Microsoft will stop operating the RoboVM service for turning Java-based applications into native mobile apps for iOS and Android. After April 30, 2017, developers’ subscriptions to the service will not work.

The news comes two months after Microsoft announced that it had bought Xamarin, a startup whose software converts C# code into mobile app code. Xamarin itself said it had bought RoboVM in October.

“Over the past few weeks, we’ve been working with the teams at Xamarin and Microsoft to assess the technology and business conditions of RoboVM to determine the path forward for the products,” RoboVM cofounder and CEO Henric Müller wrote yesterday on the RoboVM blog. “After looking at the complete landscape for mobile development with Java, the decision has been made to wind down development of RoboVM.”
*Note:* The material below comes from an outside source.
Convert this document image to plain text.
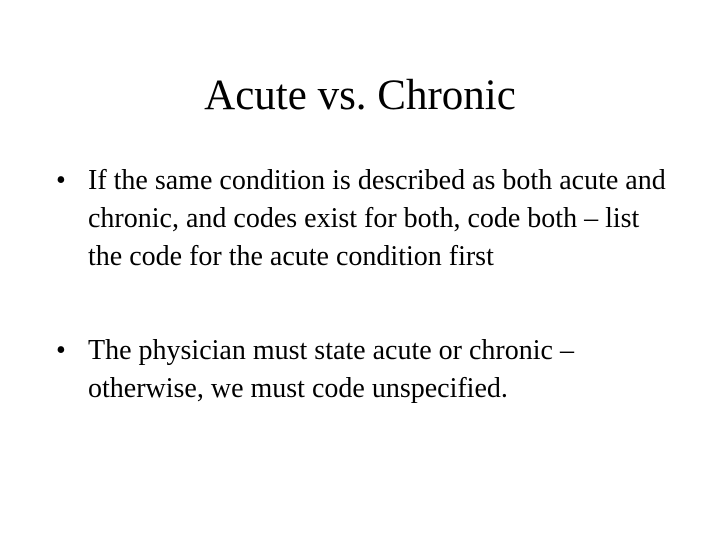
Acute vs. Chronic
• If the same condition is described as both acute and chronic, and codes exist for both, code both – list the code for the acute condition first
• The physician must state acute or chronic – otherwise, we must code unspecified.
This is a bit startling, given that it really hasn’t been that long since RoboVM was feeling optimistic about how much impact it would gain from being acquired by Xamarin.

“Xamarin’s market-leading position in enterprise mobility means that we will be able to scale our reach and enable mobile success for millions of developers,” Müller was quoted as saying in the statement on Xamarin’s purchase of RoboVM.

Microsoft’s decision to end RoboVM is also surprising because Microsoft has been doing more and more to support cross-platform app development, with Xamarin serving as one example.

Fortunately for Java enterprise developers, there are a number of alternatives, although Müller specifically called out the open-source libGDX library. RoboVM itself suspended open-source development last year.